As experts suggest that Driver CPC will remain following the UK’s forthcoming departure from the European Union, research by RTITB has shown that the majority of businesses feel positive towards Driver CPC training.
“At RTITB, we feel that it is extremely important to retain Driver CPC legislation post-Brexit, primarily because of the effects on safety and its role in staff development,” explains Laura Nelson, Managing Director of RTITB, the UK’s leading Driver CPC Consortium.
At the recent Road Transport Brexit Debate inn Coventry attended by RTITB, experts suggested that the upcoming Brexit will not mean the end of EU-legislation, such as Driver CPC, in the UK, but it may be reformed. Research conducted by RTITB in October 2016 indicates that LGV/HGV sector would welcome this continuation of Driver CPC.
Driver CPC is a qualification for professional bus, coach and lorry drivers introduced across Europe to help maintain high driving standards and improve safety.

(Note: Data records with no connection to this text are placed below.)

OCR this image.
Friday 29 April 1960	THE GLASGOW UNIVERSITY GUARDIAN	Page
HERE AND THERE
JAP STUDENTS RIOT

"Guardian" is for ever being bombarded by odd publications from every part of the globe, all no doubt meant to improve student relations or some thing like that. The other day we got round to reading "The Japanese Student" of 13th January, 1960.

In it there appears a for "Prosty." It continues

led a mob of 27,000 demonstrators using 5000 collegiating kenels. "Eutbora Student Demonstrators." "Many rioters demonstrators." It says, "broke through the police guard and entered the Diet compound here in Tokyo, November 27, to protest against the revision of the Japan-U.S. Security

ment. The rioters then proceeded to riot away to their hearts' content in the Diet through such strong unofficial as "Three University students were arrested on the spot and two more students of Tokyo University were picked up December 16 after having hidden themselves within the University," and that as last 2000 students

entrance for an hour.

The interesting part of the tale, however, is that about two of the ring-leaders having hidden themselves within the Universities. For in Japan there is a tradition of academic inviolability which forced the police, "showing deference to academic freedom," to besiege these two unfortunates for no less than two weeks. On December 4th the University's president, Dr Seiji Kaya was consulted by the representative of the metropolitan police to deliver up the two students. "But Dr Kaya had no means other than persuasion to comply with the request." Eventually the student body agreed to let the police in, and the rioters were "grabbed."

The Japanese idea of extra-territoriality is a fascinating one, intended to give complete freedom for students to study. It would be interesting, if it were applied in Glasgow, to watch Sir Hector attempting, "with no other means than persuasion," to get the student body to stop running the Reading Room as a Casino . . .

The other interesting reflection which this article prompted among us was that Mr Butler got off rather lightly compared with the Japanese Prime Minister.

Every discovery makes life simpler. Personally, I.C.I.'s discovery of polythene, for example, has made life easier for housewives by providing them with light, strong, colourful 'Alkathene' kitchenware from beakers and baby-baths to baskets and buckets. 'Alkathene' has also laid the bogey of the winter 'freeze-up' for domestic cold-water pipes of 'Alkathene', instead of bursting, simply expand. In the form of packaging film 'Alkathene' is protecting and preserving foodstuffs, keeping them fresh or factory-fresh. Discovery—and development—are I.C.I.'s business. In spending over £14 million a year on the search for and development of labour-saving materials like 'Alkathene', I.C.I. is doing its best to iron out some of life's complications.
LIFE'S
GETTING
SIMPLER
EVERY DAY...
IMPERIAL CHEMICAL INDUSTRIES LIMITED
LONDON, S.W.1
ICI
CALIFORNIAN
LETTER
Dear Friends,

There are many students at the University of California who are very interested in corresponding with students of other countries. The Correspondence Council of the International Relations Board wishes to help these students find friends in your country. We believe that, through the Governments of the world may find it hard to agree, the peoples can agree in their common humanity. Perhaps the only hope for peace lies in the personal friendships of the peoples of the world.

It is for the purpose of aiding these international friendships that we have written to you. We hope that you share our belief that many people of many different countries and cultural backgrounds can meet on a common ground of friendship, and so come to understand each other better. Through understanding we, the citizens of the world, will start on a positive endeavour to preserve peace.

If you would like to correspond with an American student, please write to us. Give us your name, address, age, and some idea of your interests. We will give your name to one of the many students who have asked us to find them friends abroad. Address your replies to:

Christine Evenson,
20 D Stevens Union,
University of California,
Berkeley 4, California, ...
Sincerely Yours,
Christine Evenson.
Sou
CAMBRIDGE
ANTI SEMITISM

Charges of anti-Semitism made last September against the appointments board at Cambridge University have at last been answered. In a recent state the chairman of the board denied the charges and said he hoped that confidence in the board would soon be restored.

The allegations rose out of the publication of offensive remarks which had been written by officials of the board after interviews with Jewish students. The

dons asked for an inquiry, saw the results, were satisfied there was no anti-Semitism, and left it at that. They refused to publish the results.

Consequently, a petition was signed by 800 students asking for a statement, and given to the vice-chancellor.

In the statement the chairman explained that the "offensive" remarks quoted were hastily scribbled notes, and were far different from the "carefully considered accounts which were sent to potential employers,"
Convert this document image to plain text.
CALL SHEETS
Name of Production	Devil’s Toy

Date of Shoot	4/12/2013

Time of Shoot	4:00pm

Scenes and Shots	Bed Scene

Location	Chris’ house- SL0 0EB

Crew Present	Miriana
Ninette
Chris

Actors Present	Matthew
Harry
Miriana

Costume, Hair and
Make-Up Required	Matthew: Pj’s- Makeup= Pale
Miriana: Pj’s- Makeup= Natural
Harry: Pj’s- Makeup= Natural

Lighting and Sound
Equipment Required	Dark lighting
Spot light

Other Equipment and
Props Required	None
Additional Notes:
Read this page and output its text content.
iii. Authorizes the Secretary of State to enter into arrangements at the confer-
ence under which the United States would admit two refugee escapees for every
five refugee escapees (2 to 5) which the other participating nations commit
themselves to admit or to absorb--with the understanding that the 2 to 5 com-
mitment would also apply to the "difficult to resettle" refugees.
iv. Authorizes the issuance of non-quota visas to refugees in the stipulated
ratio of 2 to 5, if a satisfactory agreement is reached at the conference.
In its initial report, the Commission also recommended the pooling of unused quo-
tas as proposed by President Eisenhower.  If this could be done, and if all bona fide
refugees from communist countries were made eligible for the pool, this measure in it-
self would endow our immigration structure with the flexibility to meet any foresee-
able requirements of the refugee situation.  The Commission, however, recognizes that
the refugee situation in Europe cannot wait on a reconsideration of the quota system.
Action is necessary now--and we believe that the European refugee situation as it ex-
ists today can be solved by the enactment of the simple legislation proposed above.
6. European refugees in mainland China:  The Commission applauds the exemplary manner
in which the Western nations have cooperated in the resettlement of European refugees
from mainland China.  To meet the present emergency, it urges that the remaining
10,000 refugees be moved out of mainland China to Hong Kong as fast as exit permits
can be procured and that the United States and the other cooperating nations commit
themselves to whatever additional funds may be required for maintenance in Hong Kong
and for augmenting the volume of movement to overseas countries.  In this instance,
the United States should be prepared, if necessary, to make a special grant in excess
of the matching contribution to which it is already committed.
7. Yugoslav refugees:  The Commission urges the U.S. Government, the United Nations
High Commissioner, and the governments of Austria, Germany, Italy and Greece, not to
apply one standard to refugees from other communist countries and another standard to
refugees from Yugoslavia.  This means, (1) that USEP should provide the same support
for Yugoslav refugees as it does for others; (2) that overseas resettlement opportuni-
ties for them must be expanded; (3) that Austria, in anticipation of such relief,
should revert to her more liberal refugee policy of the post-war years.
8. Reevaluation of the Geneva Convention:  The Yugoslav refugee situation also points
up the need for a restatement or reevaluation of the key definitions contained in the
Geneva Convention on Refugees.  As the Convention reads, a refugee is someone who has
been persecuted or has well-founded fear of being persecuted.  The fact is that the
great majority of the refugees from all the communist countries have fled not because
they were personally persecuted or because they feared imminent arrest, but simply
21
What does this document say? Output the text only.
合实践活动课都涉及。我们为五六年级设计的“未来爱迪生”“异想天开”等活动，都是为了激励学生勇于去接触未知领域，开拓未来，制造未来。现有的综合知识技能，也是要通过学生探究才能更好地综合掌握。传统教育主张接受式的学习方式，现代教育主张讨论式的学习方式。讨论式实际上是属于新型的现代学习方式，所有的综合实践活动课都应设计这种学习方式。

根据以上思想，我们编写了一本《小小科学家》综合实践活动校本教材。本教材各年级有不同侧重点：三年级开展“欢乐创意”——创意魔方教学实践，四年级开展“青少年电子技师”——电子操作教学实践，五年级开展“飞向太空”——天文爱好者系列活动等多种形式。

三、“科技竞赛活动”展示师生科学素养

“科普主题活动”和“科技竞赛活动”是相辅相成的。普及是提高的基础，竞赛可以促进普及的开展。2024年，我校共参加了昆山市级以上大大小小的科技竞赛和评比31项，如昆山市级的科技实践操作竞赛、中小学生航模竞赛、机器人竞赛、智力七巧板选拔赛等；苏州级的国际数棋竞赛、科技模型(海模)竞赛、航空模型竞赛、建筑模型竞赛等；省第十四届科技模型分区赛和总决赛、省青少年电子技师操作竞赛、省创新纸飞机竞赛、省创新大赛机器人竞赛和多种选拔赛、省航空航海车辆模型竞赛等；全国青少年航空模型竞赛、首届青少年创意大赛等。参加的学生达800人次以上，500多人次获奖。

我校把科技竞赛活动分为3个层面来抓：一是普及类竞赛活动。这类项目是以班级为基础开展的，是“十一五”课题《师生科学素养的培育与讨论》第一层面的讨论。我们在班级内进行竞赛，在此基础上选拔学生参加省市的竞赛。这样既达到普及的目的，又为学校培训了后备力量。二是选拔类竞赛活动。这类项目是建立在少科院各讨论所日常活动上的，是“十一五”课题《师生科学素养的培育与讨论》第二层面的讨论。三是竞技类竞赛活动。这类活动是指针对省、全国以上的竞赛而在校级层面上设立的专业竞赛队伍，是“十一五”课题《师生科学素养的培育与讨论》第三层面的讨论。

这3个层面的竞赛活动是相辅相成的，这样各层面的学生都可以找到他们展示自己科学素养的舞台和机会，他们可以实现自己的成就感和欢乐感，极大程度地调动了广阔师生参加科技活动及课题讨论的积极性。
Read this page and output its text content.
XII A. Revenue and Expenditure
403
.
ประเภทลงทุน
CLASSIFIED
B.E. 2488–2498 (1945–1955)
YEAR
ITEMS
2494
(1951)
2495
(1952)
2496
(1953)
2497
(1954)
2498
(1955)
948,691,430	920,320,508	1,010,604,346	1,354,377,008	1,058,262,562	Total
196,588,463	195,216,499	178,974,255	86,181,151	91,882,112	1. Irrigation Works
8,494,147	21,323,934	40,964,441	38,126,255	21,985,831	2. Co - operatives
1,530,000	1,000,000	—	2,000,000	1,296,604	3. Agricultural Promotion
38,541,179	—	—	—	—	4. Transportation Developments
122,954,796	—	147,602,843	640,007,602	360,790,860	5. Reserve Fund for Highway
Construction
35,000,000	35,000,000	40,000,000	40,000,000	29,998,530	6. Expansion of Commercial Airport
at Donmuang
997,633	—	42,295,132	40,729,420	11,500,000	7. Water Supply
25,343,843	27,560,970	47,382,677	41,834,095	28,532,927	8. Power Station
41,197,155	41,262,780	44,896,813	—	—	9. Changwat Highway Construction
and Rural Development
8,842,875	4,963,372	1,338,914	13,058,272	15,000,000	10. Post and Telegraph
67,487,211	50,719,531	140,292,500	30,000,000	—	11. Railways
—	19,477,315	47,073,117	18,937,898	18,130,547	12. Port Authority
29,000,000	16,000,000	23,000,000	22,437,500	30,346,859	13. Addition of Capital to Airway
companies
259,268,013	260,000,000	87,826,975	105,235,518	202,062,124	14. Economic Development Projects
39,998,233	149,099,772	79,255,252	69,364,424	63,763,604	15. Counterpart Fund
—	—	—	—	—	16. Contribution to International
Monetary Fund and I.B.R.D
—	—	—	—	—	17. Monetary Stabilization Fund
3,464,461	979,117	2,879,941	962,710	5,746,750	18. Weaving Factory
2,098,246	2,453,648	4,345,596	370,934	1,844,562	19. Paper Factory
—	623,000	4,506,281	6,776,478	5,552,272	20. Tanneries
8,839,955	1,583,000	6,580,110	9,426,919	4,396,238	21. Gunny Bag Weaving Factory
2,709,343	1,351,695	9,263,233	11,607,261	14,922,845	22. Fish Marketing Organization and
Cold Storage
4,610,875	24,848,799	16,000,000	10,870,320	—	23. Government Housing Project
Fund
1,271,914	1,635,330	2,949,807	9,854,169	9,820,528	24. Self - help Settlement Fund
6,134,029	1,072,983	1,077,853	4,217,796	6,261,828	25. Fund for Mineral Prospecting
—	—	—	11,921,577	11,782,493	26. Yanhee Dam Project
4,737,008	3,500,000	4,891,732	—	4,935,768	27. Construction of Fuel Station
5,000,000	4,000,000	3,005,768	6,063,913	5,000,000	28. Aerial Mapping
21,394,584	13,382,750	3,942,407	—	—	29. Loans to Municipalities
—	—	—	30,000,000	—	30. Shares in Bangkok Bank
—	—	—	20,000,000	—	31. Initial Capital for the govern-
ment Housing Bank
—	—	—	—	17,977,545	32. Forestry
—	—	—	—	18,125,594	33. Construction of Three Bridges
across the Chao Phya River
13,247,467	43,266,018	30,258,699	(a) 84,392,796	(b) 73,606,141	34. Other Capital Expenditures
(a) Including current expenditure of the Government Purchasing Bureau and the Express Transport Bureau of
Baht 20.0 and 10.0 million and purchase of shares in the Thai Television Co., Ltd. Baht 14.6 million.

Once Driver CPC qualified, drivers must complete 35 hours of training across a 5-year cycle to retain their certification.
“We strongly believe that Driver CPC has been a positive step forward for training since it was introduced for HGV drivers in 2009. According to our research the industry agrees - 70% of respondents said that it has improved driver training within their company,” says Laura.
Half of those surveyed stated that the requirement for JAUPT (Joint Approvals Unit for Periodic Training (UK)) approval of courses improves the quality of their company's training and an even greater amount, 58%, feel that this has improved the quality of training across the industry overall.
Of those questioned, 69% agreed that the Part 4 (practical demonstration) test within Driver CPC adds value to the driver training and testing process, with 62% in agreement that the Part 2 (case study) test also proves valuable.
In addition, the delivery of training is proving achievable for the majority of companies, with 58% stating that the rules on the duration of courses (7 hours) do not increase training complexity or cost for the company. Plus, more than two thirds of those surveyed (67%) find the current course approval process to be effective.
One area in which respondents’ opinion was split was in regards to the amount of training legally required. Although 50% are happy with the requirement for 35 hours over 5 years and feel it is about right, 42% feel it is too much. The remaining 8% would favour more training time, and feel the current requirements are not enough to ensure safety and best practice.
Opinions are also divided in regards to the balance of classroom versus practical training, with a 50/50 split in responses as to whether this needs to be reviewed.
“The review of legislation due to Brexit provides the UK with a fantastic opportunity to listen to the industry and review Driver CPC to ensure it meets the needs of both drivers and employers effectively,” says Laura.
“At RTITB, safety is our major focus, so we believe that continuing with Driver CPC post-Brexit is crucial,” says Laura. “Not only will it ensure there are safer drivers on the roads, but it will also help provide the development opportunities for drivers that will protect the future of this important profession.”
The RTITB Master Driver CPC Consortium is largest in the industry, giving members access to a vast collection of high quality training topics, as well as the opportunity to contribute to the future of Driver CPC both within the consortium, and on a national level. To assure a consistent high standard of training for LGV drivers across the UK, RTITB’s Driver Training Standard approved organisations offer LGV driver training that helps businesses gain workplace ready drivers. The Driver Standard also provides training materials for the initial Driver CPC.